All cons have lines and nobody likes a line. With smaller cons they aren’t much of a problem. At big cons they can take up half of your time if you aren’t careful. With a bit of advance planning you can survive the lines, maybe even make the experience tolerable. Check out tips to cut your time and how to beat the boredom here.

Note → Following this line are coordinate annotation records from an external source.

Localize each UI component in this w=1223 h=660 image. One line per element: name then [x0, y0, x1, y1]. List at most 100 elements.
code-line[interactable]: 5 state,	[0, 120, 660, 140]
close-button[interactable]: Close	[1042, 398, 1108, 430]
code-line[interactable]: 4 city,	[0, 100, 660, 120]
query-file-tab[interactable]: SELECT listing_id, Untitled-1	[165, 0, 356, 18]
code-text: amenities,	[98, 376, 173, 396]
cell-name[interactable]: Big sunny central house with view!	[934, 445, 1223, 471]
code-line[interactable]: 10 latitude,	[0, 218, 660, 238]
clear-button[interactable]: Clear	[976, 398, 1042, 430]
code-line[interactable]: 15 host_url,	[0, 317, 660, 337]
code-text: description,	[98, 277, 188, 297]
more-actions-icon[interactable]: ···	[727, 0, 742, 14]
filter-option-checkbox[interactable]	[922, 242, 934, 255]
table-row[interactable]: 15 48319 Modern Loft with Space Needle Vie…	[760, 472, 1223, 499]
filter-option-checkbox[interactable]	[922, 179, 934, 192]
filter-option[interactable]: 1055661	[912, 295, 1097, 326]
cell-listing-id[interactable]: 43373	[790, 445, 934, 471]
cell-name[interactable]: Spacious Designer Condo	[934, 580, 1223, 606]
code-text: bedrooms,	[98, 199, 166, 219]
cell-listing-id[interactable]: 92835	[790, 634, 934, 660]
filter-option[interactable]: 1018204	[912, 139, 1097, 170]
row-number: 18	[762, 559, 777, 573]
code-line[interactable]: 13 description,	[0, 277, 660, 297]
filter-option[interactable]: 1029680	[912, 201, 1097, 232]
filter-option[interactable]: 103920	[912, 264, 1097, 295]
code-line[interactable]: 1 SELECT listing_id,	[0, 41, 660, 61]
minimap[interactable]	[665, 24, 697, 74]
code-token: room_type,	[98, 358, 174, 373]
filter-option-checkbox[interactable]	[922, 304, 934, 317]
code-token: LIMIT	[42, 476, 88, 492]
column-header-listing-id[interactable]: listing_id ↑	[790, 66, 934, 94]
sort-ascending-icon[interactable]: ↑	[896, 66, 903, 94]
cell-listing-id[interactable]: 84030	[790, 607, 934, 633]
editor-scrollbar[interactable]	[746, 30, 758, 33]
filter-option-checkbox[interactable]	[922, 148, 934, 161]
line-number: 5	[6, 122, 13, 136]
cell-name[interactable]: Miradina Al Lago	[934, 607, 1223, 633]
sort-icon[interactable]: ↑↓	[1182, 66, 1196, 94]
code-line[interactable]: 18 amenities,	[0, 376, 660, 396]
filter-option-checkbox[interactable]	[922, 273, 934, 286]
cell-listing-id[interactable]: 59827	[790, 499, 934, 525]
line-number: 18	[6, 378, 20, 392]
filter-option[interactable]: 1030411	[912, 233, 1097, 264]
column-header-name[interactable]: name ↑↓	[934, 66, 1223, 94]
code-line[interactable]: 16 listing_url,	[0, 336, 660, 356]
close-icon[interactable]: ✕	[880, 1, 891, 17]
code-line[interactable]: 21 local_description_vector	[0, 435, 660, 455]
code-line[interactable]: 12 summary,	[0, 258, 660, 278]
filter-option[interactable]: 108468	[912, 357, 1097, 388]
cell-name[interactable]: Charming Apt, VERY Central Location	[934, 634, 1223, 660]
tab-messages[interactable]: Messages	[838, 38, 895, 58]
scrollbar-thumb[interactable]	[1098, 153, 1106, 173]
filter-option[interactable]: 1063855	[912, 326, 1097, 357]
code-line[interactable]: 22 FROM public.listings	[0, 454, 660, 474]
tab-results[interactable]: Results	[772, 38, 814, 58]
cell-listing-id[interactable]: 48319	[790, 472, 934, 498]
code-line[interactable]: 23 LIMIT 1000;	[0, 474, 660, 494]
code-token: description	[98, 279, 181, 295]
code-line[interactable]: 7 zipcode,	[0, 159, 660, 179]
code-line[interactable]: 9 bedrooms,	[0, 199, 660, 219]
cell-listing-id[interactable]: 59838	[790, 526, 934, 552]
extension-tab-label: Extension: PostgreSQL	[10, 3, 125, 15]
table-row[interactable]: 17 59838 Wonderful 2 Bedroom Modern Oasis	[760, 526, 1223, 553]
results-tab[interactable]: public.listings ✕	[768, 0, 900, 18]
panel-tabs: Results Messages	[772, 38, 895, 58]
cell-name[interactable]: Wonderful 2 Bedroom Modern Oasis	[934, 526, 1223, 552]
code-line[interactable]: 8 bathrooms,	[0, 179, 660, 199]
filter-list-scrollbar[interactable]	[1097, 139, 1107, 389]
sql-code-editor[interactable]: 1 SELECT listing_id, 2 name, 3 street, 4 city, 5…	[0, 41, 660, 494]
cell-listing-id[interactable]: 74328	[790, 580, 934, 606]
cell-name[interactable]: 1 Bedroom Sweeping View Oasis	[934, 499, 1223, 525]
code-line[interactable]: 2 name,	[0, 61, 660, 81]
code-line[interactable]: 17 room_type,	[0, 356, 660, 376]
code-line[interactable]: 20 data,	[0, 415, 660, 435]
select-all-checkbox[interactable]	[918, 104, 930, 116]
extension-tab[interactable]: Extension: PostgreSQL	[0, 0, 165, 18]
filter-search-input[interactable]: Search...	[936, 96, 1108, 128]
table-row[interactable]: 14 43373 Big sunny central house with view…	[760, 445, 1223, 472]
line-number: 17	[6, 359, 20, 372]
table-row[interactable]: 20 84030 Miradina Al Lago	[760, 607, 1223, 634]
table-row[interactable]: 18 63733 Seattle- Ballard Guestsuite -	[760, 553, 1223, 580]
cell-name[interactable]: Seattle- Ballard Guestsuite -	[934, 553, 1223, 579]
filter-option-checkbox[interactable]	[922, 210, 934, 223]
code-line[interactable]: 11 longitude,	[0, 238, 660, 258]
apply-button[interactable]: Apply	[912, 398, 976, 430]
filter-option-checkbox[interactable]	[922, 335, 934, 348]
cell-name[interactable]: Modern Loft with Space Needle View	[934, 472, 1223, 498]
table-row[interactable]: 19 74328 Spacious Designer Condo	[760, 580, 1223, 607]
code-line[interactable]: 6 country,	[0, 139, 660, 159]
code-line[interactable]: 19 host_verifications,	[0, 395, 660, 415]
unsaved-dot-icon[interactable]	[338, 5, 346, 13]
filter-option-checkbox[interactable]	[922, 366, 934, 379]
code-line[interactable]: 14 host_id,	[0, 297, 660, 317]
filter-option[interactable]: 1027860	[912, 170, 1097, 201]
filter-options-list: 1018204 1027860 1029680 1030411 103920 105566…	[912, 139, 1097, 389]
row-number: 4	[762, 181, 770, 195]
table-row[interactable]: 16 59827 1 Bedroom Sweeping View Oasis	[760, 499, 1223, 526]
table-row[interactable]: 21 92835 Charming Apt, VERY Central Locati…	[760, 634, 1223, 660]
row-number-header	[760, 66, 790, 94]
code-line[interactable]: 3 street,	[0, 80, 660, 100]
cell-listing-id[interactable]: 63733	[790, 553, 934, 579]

Food options at cons vary by location and size. You usually have three zones of food.

At the Convention Center

  • Concession stands and cafes inside the convention center. Food trucks in the parking lot.
  • You can get lunch for $10 usually.
  • Don’t have to go far to eat.
  • More lines, limited selection, meh quality (except food trucks), and no designated seating.
  • Eat early or late to reduce wait time. Or send someone for food while in line elsewhere.

Around the Block

  • Fast food next door or across the street. If lucky a food court within a block or two.
  • Around the same price as inside the convention center.
  • More options, gets you outside for a bit, and tables/chairs.
  • You’ll spend more time getting lunch and food quality may not be any better.
  • Eat early or late, you won’t be the only attendee doing this.

Neighborhood Restaurants

  • Sit down restaurant, go somewhere local, within a reasonable walking distance.
  • More expensive and takes more time, but gives you a nice break from the con to recharge.
  • Ask for recommendations from the con’s online community, hotel staff, or any locals you meet.
  • Make sure you don’t have any con events scheduled for a couple of hours.